Our left brains are incredibly efficient at getting us through life as quickly and easily as possible, dealing with thousands of bits of information every second. The onslaught of today’s super fast technology means that we have to continually filter unnecessary ‘stuff’ all the time. The right brain has been more or less overridden in many people; apparently modern man’s left brain now actually weighs more than the right side!
A child’s repeated right-brained ’w’ questions “why, where, what, why, who?” slowly peter out as it learns the answers and files them away in its ‘hard drive’. Information is wired in with practice and repetition, and it then becomes unconscious reactions, such as walking, chewing, driving, speaking……. It leaves us free to concentrate on the content. The brain’s natural urge is to create shortcuts, to save us time and to make life easier so that we don’t have to continually re-think everything.
The problem with learning to draw is that the brain cannot find anything to refer to other than our teenage drawings, stored away in the left brain, which – unless we were encouraged and helped to draw as a child, or had a natural aptitude – we developed in a symbolic way. Teenagers will often draw a repeated image of something that interests them, and it can become quite sophisticated, but a symbol is useless when we want to draw realistically.

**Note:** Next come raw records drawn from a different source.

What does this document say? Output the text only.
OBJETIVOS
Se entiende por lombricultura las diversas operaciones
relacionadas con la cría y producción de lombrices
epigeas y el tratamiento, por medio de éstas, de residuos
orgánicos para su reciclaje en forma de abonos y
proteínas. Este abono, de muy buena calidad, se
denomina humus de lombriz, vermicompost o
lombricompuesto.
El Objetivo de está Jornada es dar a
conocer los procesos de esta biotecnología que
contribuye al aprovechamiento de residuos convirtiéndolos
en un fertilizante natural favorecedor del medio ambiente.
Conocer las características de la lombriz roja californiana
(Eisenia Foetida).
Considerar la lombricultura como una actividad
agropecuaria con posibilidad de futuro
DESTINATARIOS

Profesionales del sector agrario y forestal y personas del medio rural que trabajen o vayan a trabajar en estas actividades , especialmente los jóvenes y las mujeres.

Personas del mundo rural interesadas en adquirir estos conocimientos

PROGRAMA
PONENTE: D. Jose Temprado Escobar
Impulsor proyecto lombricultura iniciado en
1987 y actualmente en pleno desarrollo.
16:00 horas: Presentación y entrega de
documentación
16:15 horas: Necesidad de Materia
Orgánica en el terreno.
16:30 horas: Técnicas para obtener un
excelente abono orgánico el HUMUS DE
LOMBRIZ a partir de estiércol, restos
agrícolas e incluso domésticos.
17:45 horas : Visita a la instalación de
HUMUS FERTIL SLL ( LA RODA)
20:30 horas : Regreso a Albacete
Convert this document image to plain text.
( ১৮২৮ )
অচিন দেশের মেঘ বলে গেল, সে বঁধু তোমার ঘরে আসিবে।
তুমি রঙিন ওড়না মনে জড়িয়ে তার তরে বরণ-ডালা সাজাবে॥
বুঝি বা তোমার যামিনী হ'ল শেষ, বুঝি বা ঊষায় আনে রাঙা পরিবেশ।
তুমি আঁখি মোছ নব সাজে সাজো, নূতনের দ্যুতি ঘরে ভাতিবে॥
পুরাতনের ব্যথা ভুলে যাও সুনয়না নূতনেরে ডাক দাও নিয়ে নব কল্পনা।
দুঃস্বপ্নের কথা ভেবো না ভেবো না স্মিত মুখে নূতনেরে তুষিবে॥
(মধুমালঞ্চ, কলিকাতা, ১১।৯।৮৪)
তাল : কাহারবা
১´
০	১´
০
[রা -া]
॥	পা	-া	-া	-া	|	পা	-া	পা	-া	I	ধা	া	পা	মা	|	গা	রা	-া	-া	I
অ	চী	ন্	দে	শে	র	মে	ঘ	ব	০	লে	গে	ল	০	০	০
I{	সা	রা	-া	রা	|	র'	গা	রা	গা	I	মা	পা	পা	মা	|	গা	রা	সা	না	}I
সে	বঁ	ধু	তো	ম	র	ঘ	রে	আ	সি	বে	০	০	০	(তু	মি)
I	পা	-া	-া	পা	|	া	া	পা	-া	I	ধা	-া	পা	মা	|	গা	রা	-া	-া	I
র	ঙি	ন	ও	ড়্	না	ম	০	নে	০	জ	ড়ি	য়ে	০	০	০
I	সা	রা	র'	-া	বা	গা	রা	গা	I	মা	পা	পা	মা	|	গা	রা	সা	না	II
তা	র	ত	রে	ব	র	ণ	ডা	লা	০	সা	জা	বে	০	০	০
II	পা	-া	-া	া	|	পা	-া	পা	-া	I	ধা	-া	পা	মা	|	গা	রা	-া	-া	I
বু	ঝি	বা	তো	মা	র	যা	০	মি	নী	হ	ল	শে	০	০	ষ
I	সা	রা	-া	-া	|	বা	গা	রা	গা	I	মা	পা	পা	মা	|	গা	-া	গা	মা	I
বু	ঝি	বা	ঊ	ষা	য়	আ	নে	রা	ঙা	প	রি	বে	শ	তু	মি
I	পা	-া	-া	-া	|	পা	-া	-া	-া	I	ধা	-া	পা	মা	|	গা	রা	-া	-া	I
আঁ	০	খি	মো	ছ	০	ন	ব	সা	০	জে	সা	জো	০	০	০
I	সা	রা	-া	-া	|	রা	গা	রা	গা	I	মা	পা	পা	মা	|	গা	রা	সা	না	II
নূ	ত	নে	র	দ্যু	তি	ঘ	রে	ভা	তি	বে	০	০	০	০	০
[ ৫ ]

There are many ways of activating the right brain and overriding the left; by drawing very, very slowly, by drawing very complicated subjects, by copying images we have turned upside-down, by using our non-dominant hand, by refusing to start a drawing with an outline and then ’filling-in’, by drawing from unusual angles, by trying not to name things...... It doesn’t matter what you draw, it’s how you draw it that counts. At first this can be extremely irritating, as our left brains are very strong and want to ‘help’, but keep telling yourself that your left brain cannot draw at all – it desperately wants to find short cuts and symbols, to save time and move on to the next thing. It doesn’t want to slow down and really study anything with the intense interest it takes to draw something well.
Research shows that everyone has the ability to learn how to use the right brain effectively, as long as they are trained to do it. When they are helped to strengthen areas they thought were weak, the ‘mental muscle’ also strengthened and improved in other areas.
Learning to draw in this way can help you become more creative in general – more skilled with words, able to manipulate numbers, more imaginative recipes! Life becomes more enjoyable if you are using both sides of the brain.
Seminal books on the subject are “Drawing on the Right Side of the Brain” and “Drawing on the Artist Within”, both by Betty Edwards.